MAD RIVER TOWNSHIP – The Mad River Township Clark County Sheriff’s deputy’s cruiser is sporting pink graphics to commemorate Breast Cancer Awareness Month.
Mad River Township Sheriff’s Deputy Jeff Wise unveiled the newly designed 2013 Chevrolet Tahoe for the first time on Sunday, Sept. 27 before he took its message to the streets as he patrolled around the township. The traditional black and yellow graphics on the cruiser, including the sheriff’s department shield, have been replaced with pink decals and “Find the Cure” ribbons in support of those individuals who are impacted by the disease.
“The decals are a standard sheriff’s package only in pink, and we just added a pink ribbon in the rear corner panels of the vehicle,” Wise said.
Clark County Sheriff Gene Kelly paid a visit to the township Sunday morning to catch a glance of the pink-clad vehicle. The new graphic design will be displayed throughout October. But Mad River Township will not be the only local agency to recognize the cause because beginning Oct. 1, all Clark County Sheriff’s deputies will sport pink badges on their uniforms in support of the annual campaign.
Wise, who is a strong advocate of breast cancer awareness, said he originally made contact with Clark County Chief Deputy Doyle Wright about the idea earlier this year and spoke to Sheriff Kelly and the Mad River Township Trustees in August to obtain permission to pursue with his plan. Wise then contacted township area businesses who generously donated the funds to purchase the pink decals from Danco Lettering in Beavercreek, and a county employee, Mike Cleelan, donated his time and services to wrapped the township deputy’s cruiser.
“Breast cancer awareness is a cause that is very close to my heart,” Wise said. “It has affected so many people all over the country and continues to affect more people on a daily basis. So many other agencies across the country have marked their vehicles for Breast Cancer Awareness Month, and I felt the sheriff’s department vehicle would be a great way to display a positive image for our agency.”
The township deputy said he learned first hand about the serious impact breast cancer has on its victims and their families. In 2007, his wife’s niece, Shannon, was diagnosed with the disease at the age of 35 after she found a lump during a monthly self-exam.
“Because she was so young and had no family history of breast cancer, Shannon had to be very aggressive to obtain the tests needed to diagnose the disease,” Wise said. “By the time it was diagnosed, the cancer had spread to many of her lymph nodes. She had to have a bilateral mastectomy, several rounds of chemotherapy and radiation.”
In October 2013, Shannon lost her battle to the disease at the age of 42, leaving behind a 14-year-old son, her parents and other family members.
In May of 2014, Wise’s wife, Susie, found a lump during a routine self-exam. After a series of tests were completed, she was diagnosed with breast cancer in July 2014 and underwent a lumpectomy to remove the mass.

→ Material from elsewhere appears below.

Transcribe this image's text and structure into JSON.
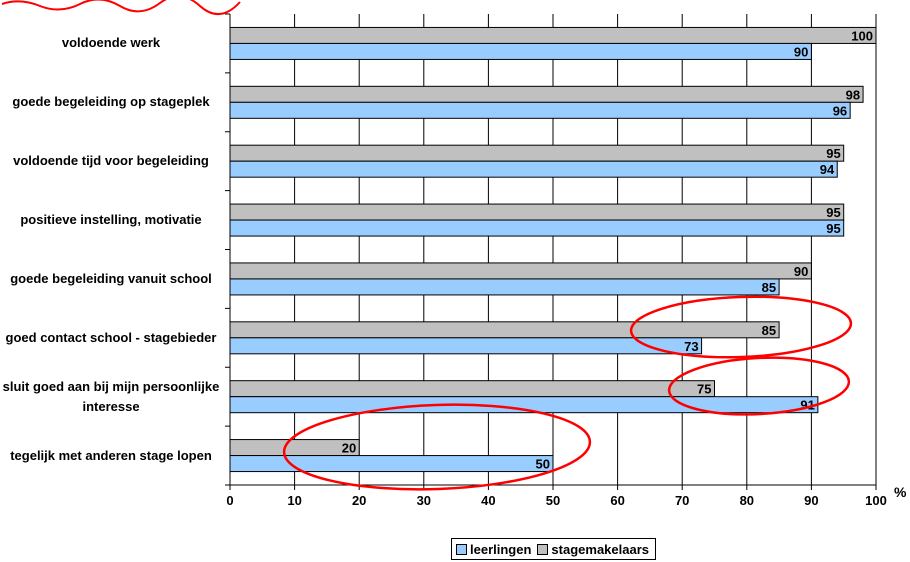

However, a month later, the couple learned that the type of cancer Susie had was very aggressive and has a tendency to spread to the other breast within five years.
“My wife started the first round of chemotherapy in August of 2014. Once she had completed the rounds of chemotherapy, she had a bilateral mastectomy and reconstruction in March 2015,” Wise said. “After her surgery, we learned that she did not have to receive any radiation treatments. In August, we got the great news that my wife is classified as 100 percent disease free.”
According to the National Breast Cancer Foundation website, breast cancer is the second leading cause of death among women. However, regular screenings, including mammograms, can help detect breast cancer at an early stage when there is the best chance to treat the disease successfully. The October initiative is intended to encourage women to conduct breast exams regularly and visit their doctors for annual check-ups.